Adanya kemiripan-kemiripan stroke dengan gejala penyakit lain ini, dapat dibedakan dengan melakukan pemeriksaan klinis secara baik.
Sebagai contoh, gejala yang timbul seperti mulut yang mencong, salah satu pemeriksaannya adalah dengan meminta pasien untuk mengerutkan dahi, bila dahi masih bisa berkerut secara simetris, berarti serangan tersebut memang stroke.
Selain itu juga perlu dilakukan CT Scan untuk memindai adanya pecah atau penyumbatan pembuluh darah dalam otak. CT Scan juga menentukan diperlukan atau tidaknya tindakan operatif, terutama bila ditemukan adanya pendarahan di permukaan otak.
Terapi Secepatnya
Prinsip terapi pada penderita stroke adalah tangani secepatnya, (time is brain). Apabila terjadi serangan yang diperkirakan sebagai stroke, dokter Daniel menyarankan agar pasien segera dibawa ke rumah sakit terdekat. Biasanya, dokter jaga akan melakukan serangkaian tes untuk mendeteksi dan menegakkan diagnosis apakah ini stroke atau yang lain.
Bila telah diketahui sebagai stroke, dokter akan memberikan pengobatan yang dibutuhkan.

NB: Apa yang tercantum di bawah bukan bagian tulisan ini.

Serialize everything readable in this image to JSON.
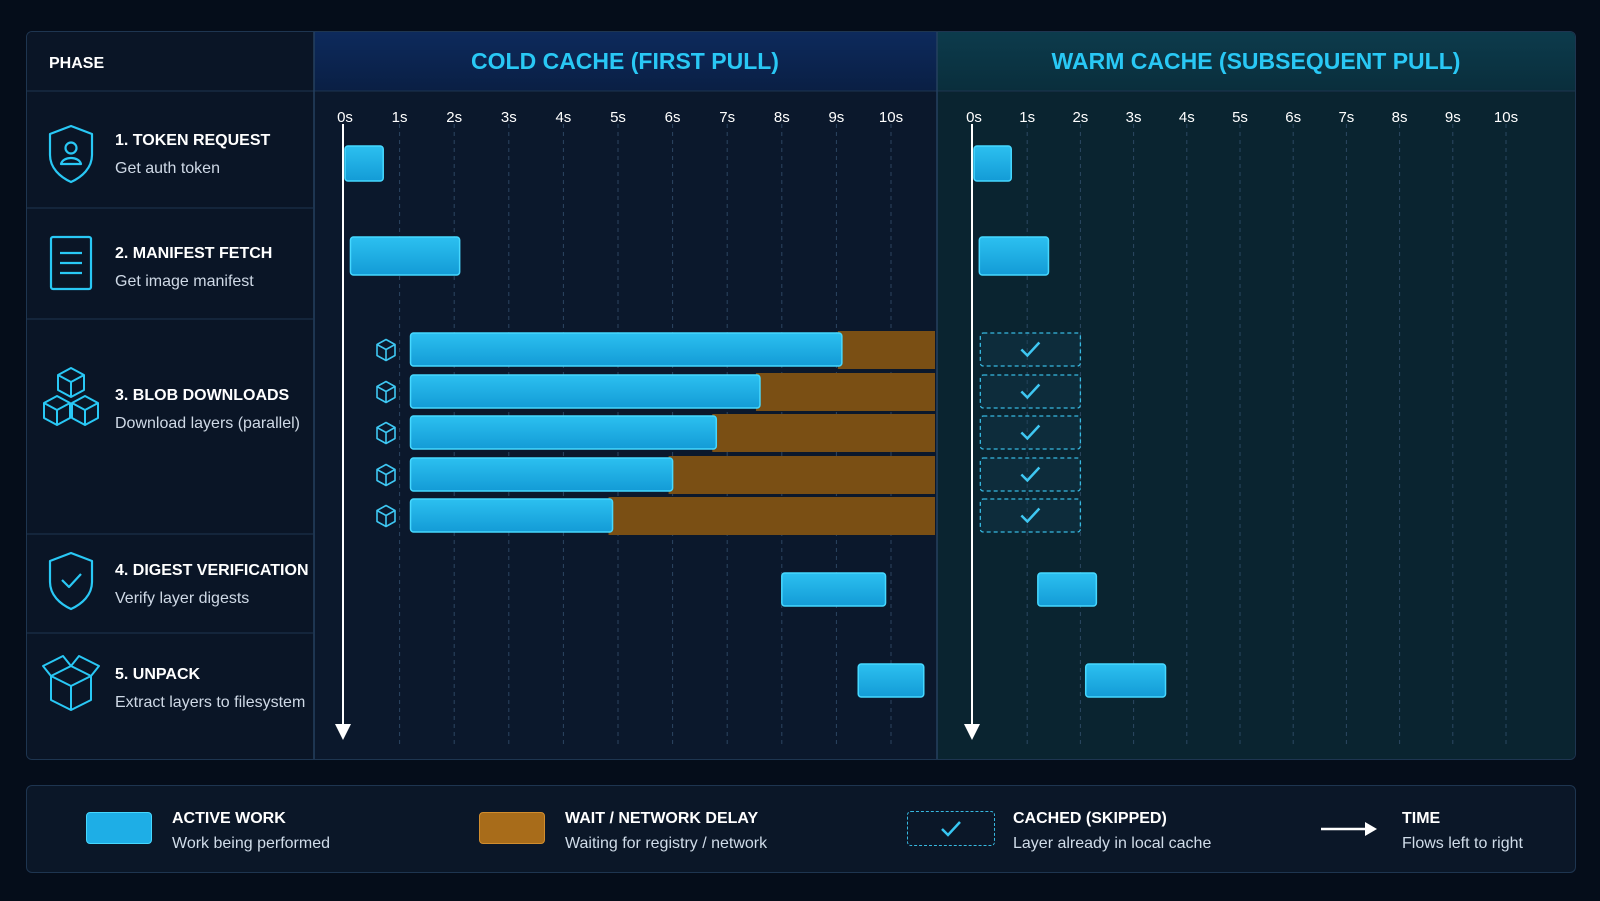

Pada dasarnya bila stroke akibat pendarahan, akan diberikan obat untuk menghentikan pendarahan. Namun bila berdasarkan pemindaian terjadi sumbatan, dokter akan memberikan obat anti-agregasi untuk mengurangi sumbatan. Juga tetap ditambahkan neurotropik untuk meningkatkan metabolisme sel otak.
Setelah gejala akut hilang, barulah dokter bekerja sama dengan fisioterapis merancang dan menjadwalkan terapi rehabilitasi.
"Tapi, prinsipnya, fisioterapi dilakukan secepat mungkin setelah kondisi stabil. Baik itu tensi, pernafasan, nadi dan sebagainya," pungkas dokter Daniel.
Prinsipnya, sel-sel otak memang tidak bisa kembali semula, namun jika dilakukan terapi sedini mungkin, akan mengurangi risiko kerusakan sel-sel otak yang lebih banyak.